Radio Field Trip: Dog Sledding Without Snow
For this week’s Radio Field Trip, Morning Edition Host Rick Ganley is introducing you to some truly spectacular athletes.
(Editor's note: we highly recommend listening to this story.)
It’s a beautiful spring morning in Jefferson, New Hampshire. I can see the mountains in the distance, and I’m about to go dog sledding.
“That’s a pretty foreign thought – dog sledding in the spring, in any time of the year when there’s no snow,” musher Wes Guerin says. Wes works at the Muddy Paw Sled Dog Kennel.
Yes, dog sledding season is in the winter, but mushers still take the dogs for runs in the spring for training and to keep them in shape.
There are about 70 dogs here today.
Rows and rows of dog houses line a field all painted with names like Mudd, Popcorn and Pickles. But I can tell right away these are not your average house dogs.
They’re technically mutts, but you can tell they have Alaskan blood. The dogs are trim with long, lanky limbs, but they consume an average of 5,000 calories a day in the winter.
“They have an athlete’s body,” Wes says. “So they’re going to be a little more leaner than your typical house dog. It’s just like us if we sit in an office all day, versus comparing our bodies to Usain Bolt or Michael Phelps, they’re going to be in incredible shape compared to us.”
Wes says a lot of the pups here are sled dogs who didn’t perform well during the winter season.
“So we get a lot of inquiries from mushers or people that own a husky that don’t have the time for them,” Wes says.
So the kennel takes them in, and Wes and the other mushers work with the dogs and train them. They don’t compete, but they become good enough runners to give tours.
People travel from all over the region to go for a ride with them.
“Everyone watches the shows on Netflix, you know all the Alaska shows on discovery, and they think we’ve got to do that,” Wes says.
On this beautiful spring day, Wes brings out a small, two-seater cart with wheels.
He picks 10 dogs for the run, and hooks them up in harnesses that are connected with rope. The dogs will run in two lines, each with a partner.
And they are certainly ready to go, pulling at the cart, waiting for Wes to give them the command to start.
“Do you guys like roller coasters?” Wes shouts over the barking dogs. “This is just like a roller coaster. If you don’t like roller coasters, this is nothing like a roller coaster.”
And then we’re off.
The dogs take us along an old rail trail. They pull us up and down small hills, twist around tight turns without missing a step. It’s a bumpy ride, but we’re in good paws.
Watch the dogs in action:
I’m amazed at how they fall right into line. I can see them communicating and working together as a team.
“If you have a chance to watch their body language, you’ll see them push and pull each other, tug each other to the side, and give them a shoulder here and there,” Wes says.
About halfway we stop for a drink. But it’s not long before Swiper, the lead dog on this run, gets restless. She barks and pulls at the cart.

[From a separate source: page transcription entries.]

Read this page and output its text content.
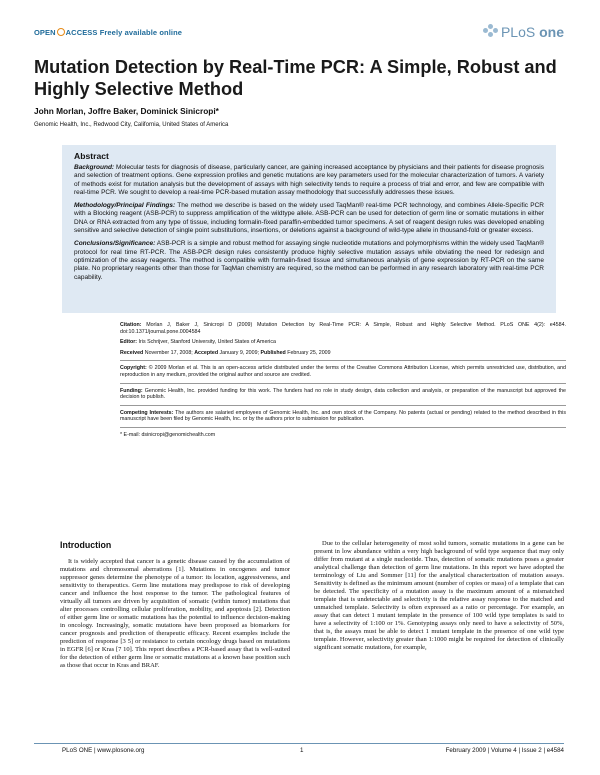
OPEN ACCESS Freely available online	PLoS one
Mutation Detection by Real-Time PCR: A Simple, Robust and Highly Selective Method
John Morlan, Joffre Baker, Dominick Sinicropi*
Genomic Health, Inc., Redwood City, California, United States of America
Abstract

Background: Molecular tests for diagnosis of disease, particularly cancer, are gaining increased acceptance by physicians and their patients for disease prognosis and selection of treatment options. Gene expression profiles and genetic mutations are key parameters used for the molecular characterization of tumors. A variety of methods exist for mutation analysis but the development of assays with high selectivity tends to require a process of trial and error, and few are compatible with real-time PCR. We sought to develop a real-time PCR-based mutation assay methodology that successfully addresses these issues.

Methodology/Principal Findings: The method we describe is based on the widely used TaqMan® real-time PCR technology, and combines Allele-Specific PCR with a Blocking reagent (ASB-PCR) to suppress amplification of the wildtype allele. ASB-PCR can be used for detection of germ line or somatic mutations in either DNA or RNA extracted from any type of tissue, including formalin-fixed paraffin-embedded tumor specimens. A set of reagent design rules was developed enabling sensitive and selective detection of single point substitutions, insertions, or deletions against a background of wild-type allele in thousand-fold or greater excess.

Conclusions/Significance: ASB-PCR is a simple and robust method for assaying single nucleotide mutations and polymorphisms within the widely used TaqMan® protocol for real time RT-PCR. The ASB-PCR design rules consistently produce highly selective mutation assays while obviating the need for redesign and optimization of the assay reagents. The method is compatible with formalin-fixed tissue and simultaneous analysis of gene expression by RT-PCR on the same plate. No proprietary reagents other than those for TaqMan chemistry are required, so the method can be performed in any research laboratory with real-time PCR capability.

Citation: Morlan J, Baker J, Sinicropi D (2009) Mutation Detection by Real-Time PCR: A Simple, Robust and Highly Selective Method. PLoS ONE 4(2): e4584. doi:10.1371/journal.pone.0004584

Editor: Iris Schrijver, Stanford University, United States of America

Received November 17, 2008; Accepted January 9, 2009; Published February 25, 2009

Copyright: © 2009 Morlan et al. This is an open-access article distributed under the terms of the Creative Commons Attribution License, which permits unrestricted use, distribution, and reproduction in any medium, provided the original author and source are credited.

Funding: Genomic Health, Inc. provided funding for this work. The funders had no role in study design, data collection and analysis, or preparation of the manuscript but approved the decision to publish.

Competing Interests: The authors are salaried employees of Genomic Health, Inc. and own stock of the Company. No patents (actual or pending) related to the method described in this manuscript have been filed by Genomic Health, Inc. or by the authors prior to submission for publication.

* E-mail: dsinicropi@genomichealth.com

Introduction

It is widely accepted that cancer is a genetic disease caused by the accumulation of mutations and chromosomal aberrations [1]. Mutations in oncogenes and tumor suppressor genes determine the phenotype of a tumor: its location, aggressiveness, and sensitivity to therapeutics. Germ line mutations may predispose to risk of developing cancer and influence the host response to the tumor. The pathological features of virtually all tumors are driven by acquisition of somatic (within tumor) mutations that alter processes controlling cellular proliferation, mobility, and apoptosis [2]. Detection of either germ line or somatic mutations has the potential to influence decision-making in oncology. Increasingly, somatic mutations have been proposed as biomarkers for cancer prognosis and prediction of therapeutic efficacy. Recent examples include the prediction of response [3 5] or resistance to certain oncology drugs based on mutations in EGFR [6] or Kras [7 10]. This report describes a PCR-based assay that is well-suited for the detection of either germ line or somatic mutations at a known base position such as those that occur in Kras and BRAF.

Due to the cellular heterogeneity of most solid tumors, somatic mutations in a gene can be present in low abundance within a very high background of wild type sequence that may only differ from mutant at a single nucleotide. Thus, detection of somatic mutations poses a greater analytical challenge than detection of germ line mutations. In this report we have adopted the terminology of Liu and Sommer [11] for the analytical characterization of mutation assays. Sensitivity is defined as the minimum amount (number of copies or mass) of a template that can be detected. The specificity of a mutation assay is the maximum amount of a mismatched template that is undetectable and selectivity is the relative assay response to the matched and unmatched template. Selectivity is often expressed as a ratio or percentage. For example, an assay that can detect 1 mutant template in the presence of 100 wild type templates is said to have a selectivity of 1:100 or 1%. Genotyping assays only need to have a selectivity of 50%, that is, the assays must be able to detect 1 mutant template in the presence of one wild type template. However, selectivity greater than 1:1000 might be required for detection of clinically significant somatic mutations, for example,

PLoS ONE | www.plosone.org	1	February 2009 | Volume 4 | Issue 2 | e4584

“Yeah, she’s ready of course,” Wes says. “Swiper’s always the first one ready to go. It doesn’t matter if she’s up front, in the back, who she’s next to.”
Pretty soon Swiper gets her wish and we’re back on the trail.
It’s clear that Wes really loves working with these dogs.
“These guys, they’re truly incredible,” Wes says. “They’re truly wonderful. I have a hard time putting it into words, just how fortunate I am to be a part of their lives really, and I was lucky to just kind of fall into it. It’s insane.”
As we circle back toward the kennel we can hear the other dogs excited to great us.
“It’s the welcoming committee,” Wes says.